Dear friends,
It was a long day at Parliament House yesterday and despite some wins it doesn't touch the sides in terms of structural reform.
The $2 billion commitment to fund 4 year old preschool for four years is fantastic. After so much uncertainty thanks to rolling one-year funding agreements this is welcome. The next stop is to go for the gold standard and extend it to 3 year olds too.
Now call me greedy but $3.4billion allocated to "women's economic security" pales in a budget that is worth $589 billion. There is no doubt it's an improvement on last year and the recognition of women's safety as critical is long overdue.
But this budget falls short of delivering the long-term, systemic change that is needed to urgently improve the safety and economic security of all women and to improve the infrastructure for parents and children.
The $1.7 billion funding for early childhood education and care is more headline than substance. While recognition that affordability of early education is a problem for families is welcome, this funding is spread out over three years and isn’t enough to deliver the essential reform needed to our early learning and care system. When you consider we spend more than $10billion a year on the childcare subsidy, an additional $550K a year isn't enough.

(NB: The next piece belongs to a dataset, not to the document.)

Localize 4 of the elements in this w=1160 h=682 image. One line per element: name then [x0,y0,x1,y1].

Not one Australian family will receive the relief from childcare costs until next year and disappointingly 750,000 families will miss out all together.
The budget fails to address the early education workforce. Early educators are underpaid, under-appreciated and services are reporting major staff shortages. Appropriate and secure funding for the workforce that delivers early education and care is vital. We urgently need the development and implementation of a National Early Childhood Education and Care Workforce Strategy.

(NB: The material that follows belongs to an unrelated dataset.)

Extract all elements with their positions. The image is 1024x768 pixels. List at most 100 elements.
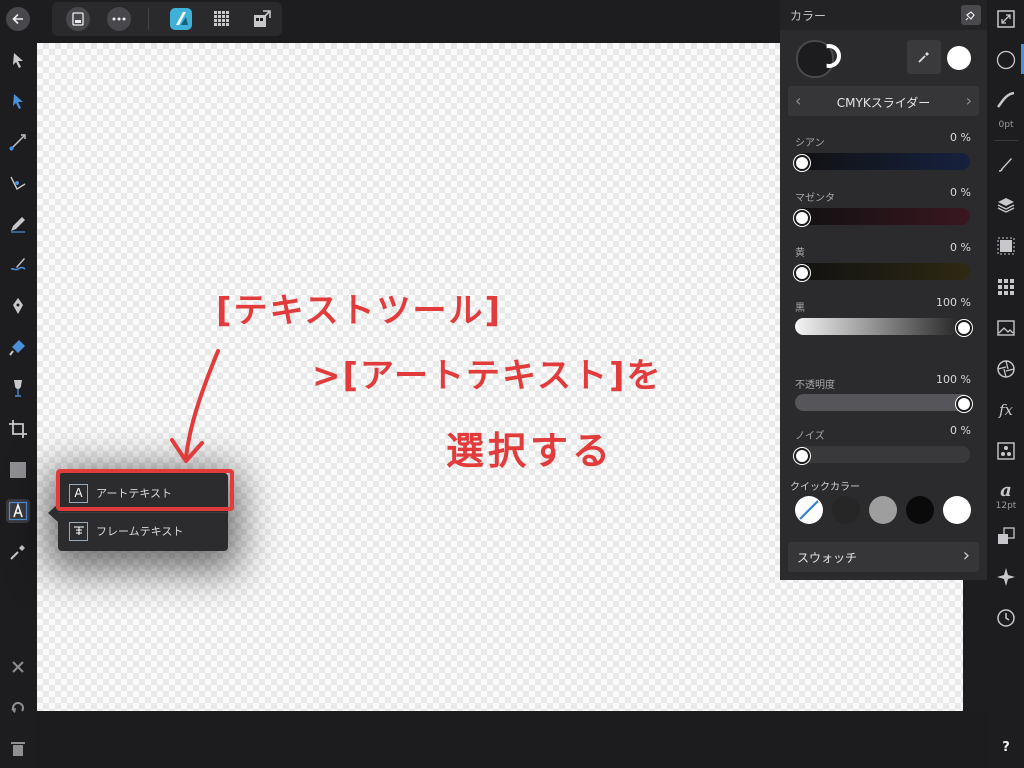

The failure to expand paid parental leave is a missed opportunity. Australian parents have access to the second least adequate paid parental leave scheme in the OECD and women, children and families bear the cost.
The Federal government will continue to fail women and children unless it delivers high quality early childhood education and care universally accessible to every Australian child.
To end on a more positive note: We handed over the signatures from our petition to eight Labor MPs and one Labor Senator at Parliament House. It was a great meeting and there was a lot of understanding and support for our cause. Thanks to the ongoing support from people like you - our members - there is a growing number of politicians who recognise that it is time for a National Parenting Strategy: a coordinated framework of policies that will deliver optimal outcomes - for children, parents, society and the economy.
And we'll keep banging the drum until we get it. Thanks again for your support.